Yes, Nasreen - we should 'Panic If they Are Islamists'.
The BBC funded the trainer of the 21/7 bombers and one of the BBC own employees did not go to the police with information on people she knew were connected to the 21/7 bombers.
So thats here our license fee goes, into the pockets of those that assist those that explode bombs on our streets and is used to fund para-military training in the woods by Islamist terrorists.
Note the name of the BBC employee who dd not give the information to the police, one
Nasreen Suleaman.
Note also that the BBC producer Suleaman knew the money she gave the terrorist trainer would be used to pay a fine for the Islamist, Mohammed Hamid, which was A MERE £300 POUNDS for racially abusing two policemen.
Can you imagine if a white person racially abused two black or asian police officers that they would only get a £300 FINE !!!!!!!!!!!!!!!!!!!!!!!!!!!!!!!!!!!!!!
Note the comments below of Suleaman - "Ms Suleaman told the court that Mr Hamid was keen to appear in the programme. She said: “He was so up for it. We took the decision that paintballing would be a fun way of introducing him.
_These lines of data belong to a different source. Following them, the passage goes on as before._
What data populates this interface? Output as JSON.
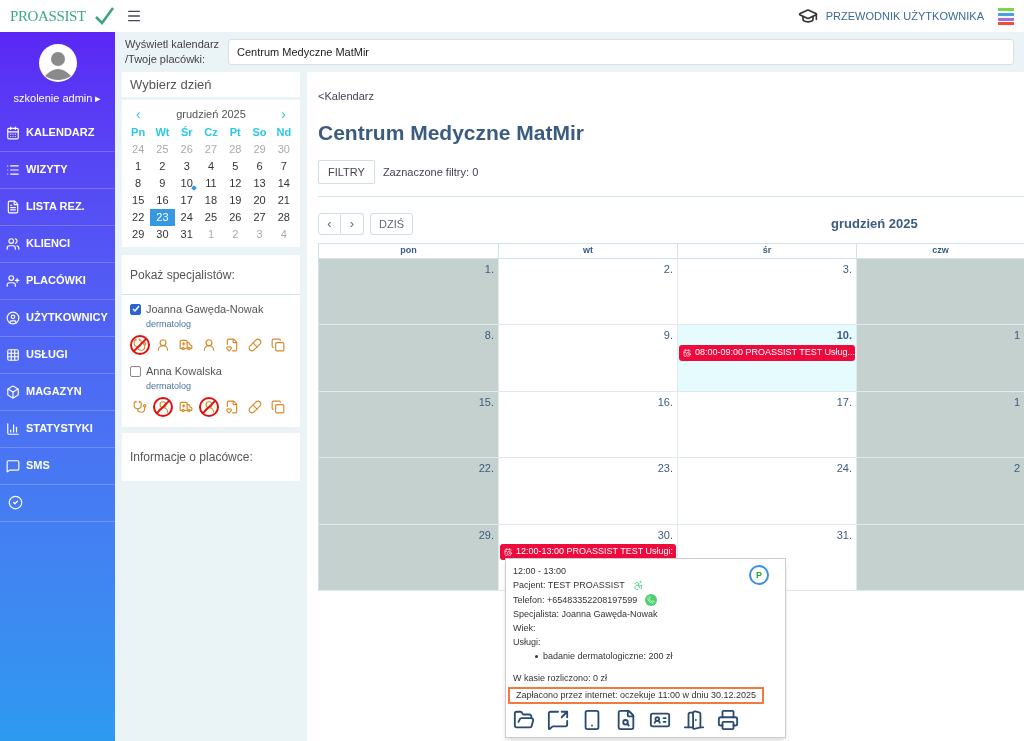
{
  "header": {
    "logo": "PROASSIST",
    "guide": "PRZEWODNIK UŻYTKOWNIKA"
  },
  "sidebar": {
    "user": "szkolenie admin",
    "user_arrow": "▸",
    "items": [
      {
        "label": "KALENDARZ"
      },
      {
        "label": "WIZYTY"
      },
      {
        "label": "LISTA REZ."
      },
      {
        "label": "KLIENCI"
      },
      {
        "label": "PLACÓWKI"
      },
      {
        "label": "UŻYTKOWNICY"
      },
      {
        "label": "USŁUGI"
      },
      {
        "label": "MAGAZYN"
      },
      {
        "label": "STATYSTYKI"
      },
      {
        "label": "SMS"
      }
    ]
  },
  "location": {
    "label": "Wyświetl kalendarz /Twoje placówki:",
    "value": "Centrum Medyczne MatMir"
  },
  "day_picker": {
    "title": "Wybierz dzień",
    "prev": "‹",
    "next": "›",
    "month": "grudzień 2025",
    "weekdays": [
      "Pn",
      "Wt",
      "Śr",
      "Cz",
      "Pt",
      "So",
      "Nd"
    ],
    "days": [
      {
        "d": "24",
        "muted": true,
        "selected": false,
        "marked": false
      },
      {
        "d": "25",
        "muted": true,
        "selected": false,
        "marked": false
      },
      {
        "d": "26",
        "muted": true,
        "selected": false,
        "marked": false
      },
      {
        "d": "27",
        "muted": true,
        "selected": false,
        "marked": false
      },
      {
        "d": "28",
        "muted": true,
        "selected": false,
        "marked": false
      },
      {
        "d": "29",
        "muted": true,
        "selected": false,
        "marked": false
      },
      {
        "d": "30",
        "muted": true,
        "selected": false,
        "marked": false
      },
      {
        "d": "1",
        "muted": false,
        "selected": false,
        "marked": false
      },
      {
        "d": "2",
        "muted": false,
        "selected": false,
        "marked": false
      },
      {
        "d": "3",
        "muted": false,
        "selected": false,
        "marked": false
      },
      {
        "d": "4",
        "muted": false,
        "selected": false,
        "marked": false
      },
      {
        "d": "5",
        "muted": false,
        "selected": false,
        "marked": false
      },
      {
        "d": "6",
        "muted": false,
        "selected": false,
        "marked": false
      },
      {
        "d": "7",
        "muted": false,
        "selected": false,
        "marked": false
      },
      {
        "d": "8",
        "muted": false,
        "selected": false,
        "marked": false
      },
      {
        "d": "9",
        "muted": false,
        "selected": false,
        "marked": false
      },
      {
        "d": "10",
        "muted": false,
        "selected": false,
        "marked": true
      },
      {
        "d": "11",
        "muted": false,
        "selected": false,
        "marked": false
      },
      {
        "d": "12",
        "muted": false,
        "selected": false,
        "marked": false
      },
      {
        "d": "13",
        "muted": false,
        "selected": false,
        "marked": false
      },
      {
        "d": "14",
        "muted": false,
        "selected": false,
        "marked": false
      },
      {
        "d": "15",
        "muted": false,
        "selected": false,
        "marked": false
      },
      {
        "d": "16",
        "muted": false,
        "selected": false,
        "marked": false
      },
      {
        "d": "17",
        "muted": false,
        "selected": false,
        "marked": false
      },
      {
        "d": "18",
        "muted": false,
        "selected": false,
        "marked": false
      },
      {
        "d": "19",
        "muted": false,
        "selected": false,
        "marked": false
      },
      {
        "d": "20",
        "muted": false,
        "selected": false,
        "marked": false
      },
      {
        "d": "21",
        "muted": false,
        "selected": false,
        "marked": false
      },
      {
        "d": "22",
        "muted": false,
        "selected": false,
        "marked": false
      },
      {
        "d": "23",
        "muted": false,
        "selected": true,
        "marked": false
      },
      {
        "d": "24",
        "muted": false,
        "selected": false,
        "marked": false
      },
      {
        "d": "25",
        "muted": false,
        "selected": false,
        "marked": false
      },
      {
        "d": "26",
        "muted": false,
        "selected": false,
        "marked": false
      },
      {
        "d": "27",
        "muted": false,
        "selected": false,
        "marked": false
      },
      {
        "d": "28",
        "muted": false,
        "selected": false,
        "marked": false
      },
      {
        "d": "29",
        "muted": false,
        "selected": false,
        "marked": false
      },
      {
        "d": "30",
        "muted": false,
        "selected": false,
        "marked": false
      },
      {
        "d": "31",
        "muted": false,
        "selected": false,
        "marked": false
      },
      {
        "d": "1",
        "muted": true,
        "selected": false,
        "marked": false
      },
      {
        "d": "2",
        "muted": true,
        "selected": false,
        "marked": false
      },
      {
        "d": "3",
        "muted": true,
        "selected": false,
        "marked": false
      },
      {
        "d": "4",
        "muted": true,
        "selected": false,
        "marked": false
      }
    ]
  },
  "specialists": {
    "title": "Pokaż specjalistów:",
    "items": [
      {
        "name": "Joanna Gawęda-Nowak",
        "role": "dermatolog",
        "checked": true,
        "icons": [
          {
            "crossed": true
          },
          {
            "crossed": false
          },
          {
            "crossed": false
          },
          {
            "crossed": false
          },
          {
            "crossed": false
          },
          {
            "crossed": false
          },
          {
            "crossed": false
          }
        ]
      },
      {
        "name": "Anna Kowalska",
        "role": "dermatolog",
        "checked": false,
        "icons": [
          {
            "crossed": false
          },
          {
            "crossed": true
          },
          {
            "crossed": false
          },
          {
            "crossed": true
          },
          {
            "crossed": false
          },
          {
            "crossed": false
          },
          {
            "crossed": false
          }
        ]
      }
    ]
  },
  "info": {
    "title": "Informacje o placówce:"
  },
  "main": {
    "back": "<Kalendarz",
    "title": "Centrum Medyczne MatMir",
    "filter_button": "FILTRY",
    "filters": "Zaznaczone filtry: 0",
    "prev": "‹",
    "next": "›",
    "today": "DZIŚ",
    "month": "grudzień 2025",
    "columns": [
      "pon",
      "wt",
      "śr",
      "czw"
    ],
    "weeks": [
      [
        {
          "day": "1.",
          "shaded": true,
          "highlighted": false
        },
        {
          "day": "2.",
          "shaded": false,
          "highlighted": false
        },
        {
          "day": "3.",
          "shaded": false,
          "highlighted": false
        },
        {
          "shaded": true,
          "highlighted": false
        }
      ],
      [
        {
          "day": "8.",
          "shaded": true,
          "highlighted": false
        },
        {
          "day": "9.",
          "shaded": false,
          "highlighted": false
        },
        {
          "day": "10.",
          "shaded": false,
          "highlighted": true,
          "events": [
            {
              "text": "08:00-09:00 PROASSIST TEST Usług..."
            }
          ]
        },
        {
          "day": "1",
          "shaded": true,
          "highlighted": false
        }
      ],
      [
        {
          "day": "15.",
          "shaded": true,
          "highlighted": false
        },
        {
          "day": "16.",
          "shaded": false,
          "highlighted": false
        },
        {
          "day": "17.",
          "shaded": false,
          "highlighted": false
        },
        {
          "day": "1",
          "shaded": true,
          "highlighted": false
        }
      ],
      [
        {
          "day": "22.",
          "shaded": true,
          "highlighted": false
        },
        {
          "day": "23.",
          "shaded": false,
          "highlighted": false
        },
        {
          "day": "24.",
          "shaded": false,
          "highlighted": false
        },
        {
          "day": "2",
          "shaded": true,
          "highlighted": false
        }
      ],
      [
        {
          "day": "29.",
          "shaded": true,
          "highlighted": false
        },
        {
          "day": "30.",
          "shaded": false,
          "highlighted": false,
          "events": [
            {
              "text": "12:00-13:00 PROASSIST TEST Usługi:"
            }
          ]
        },
        {
          "day": "31.",
          "shaded": false,
          "highlighted": false
        },
        {
          "shaded": true,
          "highlighted": false
        }
      ]
    ]
  },
  "popover": {
    "time": "12:00 - 13:00",
    "badge": "P",
    "patient": "Pacjent: TEST PROASSIST",
    "phone": "Telefon: +65483352208197599",
    "specialist": "Specjalista: Joanna Gawęda-Nowak",
    "age": "Wiek:",
    "services_label": "Usługi:",
    "services": [
      "badanie dermatologiczne: 200 zł"
    ],
    "cash": "W kasie rozliczono: 0 zł",
    "paid": "Zapłacono przez internet: oczekuje 11:00 w dniu 30.12.2025"
  }
}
“There are many, many British Muslims that I know who for the past 15 or 20 years have been going paintballing. It’s a harmless enough activity. I don’t think there is any suggestion, or ever has been, that it’s a terrorist training activity.”
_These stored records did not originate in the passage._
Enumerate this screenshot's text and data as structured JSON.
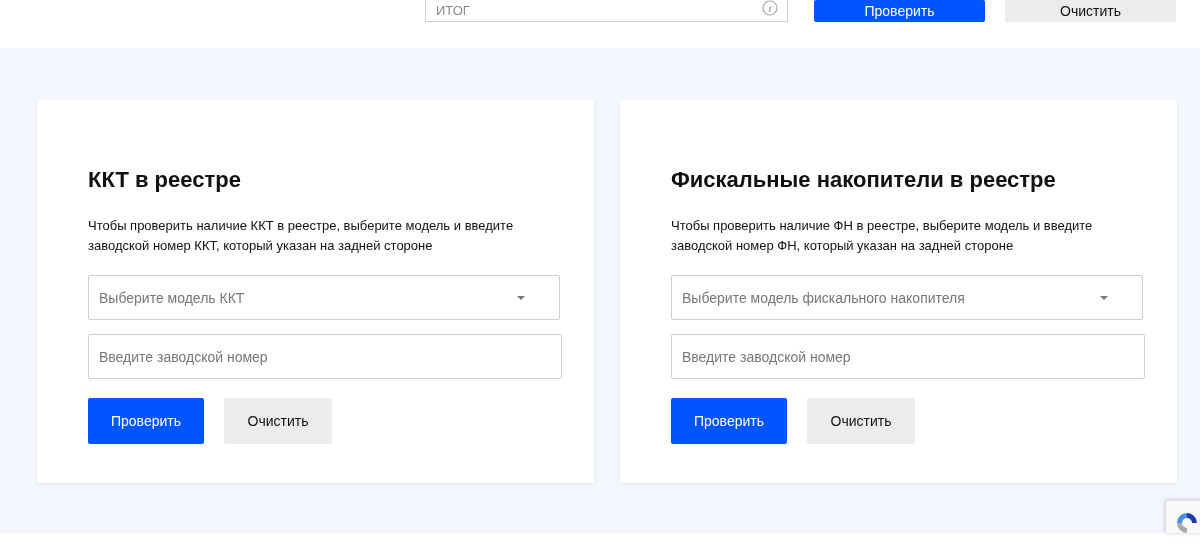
{
  "top_bar": {
    "field": {
      "placeholder": "ИТОГ"
    },
    "buttons": [
      {
        "label": "Проверить",
        "kind": "primary"
      },
      {
        "label": "Очистить",
        "kind": "secondary"
      }
    ]
  },
  "cards": [
    {
      "title": "ККТ в реестре",
      "description": "Чтобы проверить наличие ККТ в реестре, выберите модель и введите заводской номер ККТ, который указан на задней стороне",
      "select": {
        "placeholder": "Выберите модель ККТ"
      },
      "input": {
        "placeholder": "Введите заводской номер"
      },
      "buttons": [
        {
          "label": "Проверить",
          "kind": "primary"
        },
        {
          "label": "Очистить",
          "kind": "secondary"
        }
      ]
    },
    {
      "title": "Фискальные накопители в реестре",
      "description": "Чтобы проверить наличие ФН в реестре, выберите модель и введите заводской номер ФН, который указан на задней стороне",
      "select": {
        "placeholder": "Выберите модель фискального накопителя"
      },
      "input": {
        "placeholder": "Введите заводской номер"
      },
      "buttons": [
        {
          "label": "Проверить",
          "kind": "primary"
        },
        {
          "label": "Очистить",
          "kind": "secondary"
        }
      ]
    }
  ]
}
YEAH RIGHT - seeing as that the film the BBC took has the bunch of terrorists running around screaming Islamists slogans as they roll around the woods firing at each other, it is pretty fucking obvious that they were in training for terror attacks and that many other terrorists in the UK have been involved in paintballing as training as terrorism.
Stupid lieing Taqqiya bitch.
There is now one law for those with white skins, and one law for those with non-white skins.
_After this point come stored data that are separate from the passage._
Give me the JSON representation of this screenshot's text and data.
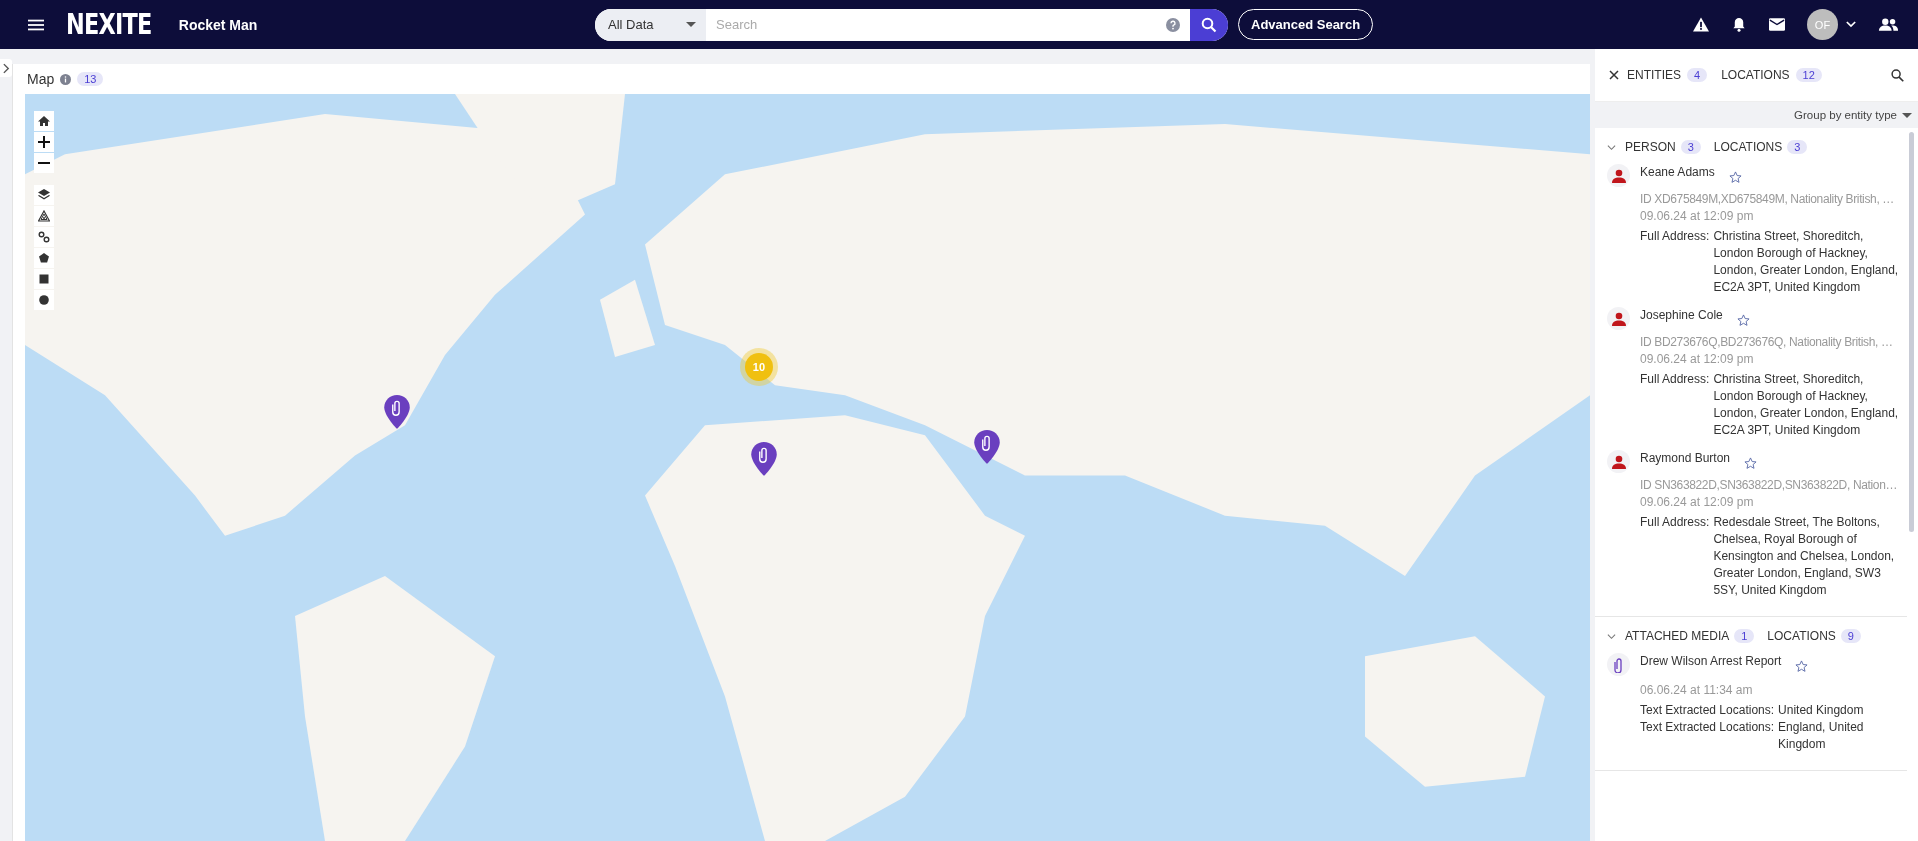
{
  "topbar": {
    "logo": "NEXITE",
    "title": "Rocket Man",
    "scope": "All Data",
    "search": {
      "placeholder": "Search"
    },
    "advanced_button": "Advanced Search",
    "avatar": "OF"
  },
  "map": {
    "title": "Map",
    "count": "13",
    "markers": [
      {
        "kind": "cluster",
        "label": "10"
      },
      {
        "kind": "pin"
      },
      {
        "kind": "pin"
      },
      {
        "kind": "pin"
      }
    ]
  },
  "panel": {
    "tabs": [
      {
        "label": "ENTITIES",
        "count": "4"
      },
      {
        "label": "LOCATIONS",
        "count": "12"
      }
    ],
    "group_by": "Group by entity type",
    "groups": [
      {
        "title": "PERSON",
        "count": "3",
        "locations_label": "LOCATIONS",
        "locations_count": "3",
        "expanded": true,
        "items": [
          {
            "kind": "person",
            "name": "Keane Adams",
            "starred": false,
            "details": "ID XD675849M,XD675849M, Nationality British, …",
            "date": "09.06.24 at 12:09 pm",
            "fields": [
              {
                "label": "Full Address:",
                "value": "Christina Street, Shoreditch, London Borough of Hackney, London, Greater London, England, EC2A 3PT, United Kingdom"
              }
            ]
          },
          {
            "kind": "person",
            "name": "Josephine Cole",
            "starred": false,
            "details": "ID BD273676Q,BD273676Q, Nationality British, …",
            "date": "09.06.24 at 12:09 pm",
            "fields": [
              {
                "label": "Full Address:",
                "value": "Christina Street, Shoreditch, London Borough of Hackney, London, Greater London, England, EC2A 3PT, United Kingdom"
              }
            ]
          },
          {
            "kind": "person",
            "name": "Raymond Burton",
            "starred": false,
            "details": "ID SN363822D,SN363822D,SN363822D, Nation…",
            "date": "09.06.24 at 12:09 pm",
            "fields": [
              {
                "label": "Full Address:",
                "value": "Redesdale Street, The Boltons, Chelsea, Royal Borough of Kensington and Chelsea, London, Greater London, England, SW3 5SY, United Kingdom"
              }
            ]
          }
        ]
      },
      {
        "title": "ATTACHED MEDIA",
        "count": "1",
        "locations_label": "LOCATIONS",
        "locations_count": "9",
        "expanded": true,
        "items": [
          {
            "kind": "media",
            "name": "Drew Wilson Arrest Report",
            "starred": false,
            "date": "06.06.24 at 11:34 am",
            "fields": [
              {
                "label": "Text Extracted Locations:",
                "value": "United Kingdom"
              },
              {
                "label": "Text Extracted Locations:",
                "value": "England, United Kingdom"
              }
            ]
          }
        ]
      }
    ]
  }
}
BBC knew of link to failed 21/7 bombers
Last Updated: 2:39am GMT 27/02/2008
A BBC producer failed to give police information that would have helped track down the July 21 bombers, the trial was told.
Don't Panic, I'm Islamic, which featured the group paintballing and an interview with Mohammed Hamid, was shown on BBC2 on June 12, 2005.
Nasreen Suleaman, the producer, told the court that Hamid said he would use his £300 fee to settle the fine he had been given by magistrates for racially abusing two policemen at his Oxford Street stall.
Called as a defence witness, Miss Suleaman admitted that she had spoken to Hamid in the days following the July 21 attacks and found out he knew the wanted men.
She said she thought he was scared the fugitives might try to call him but did not contact the police because she felt under "no obligation" to do so.
Miss Suleaman claimed she told BBC managers of the situation but no one passed on the information to the authorities.
She looked visibly shaken when told that two of the July 21 bombers, had joined Hamid on another paintball trip two weeks before the bombings.
Miss Suleaman saw Hamid a few days after July 21, 2005 and he seemed "very shocked that the men he knew were accused of this".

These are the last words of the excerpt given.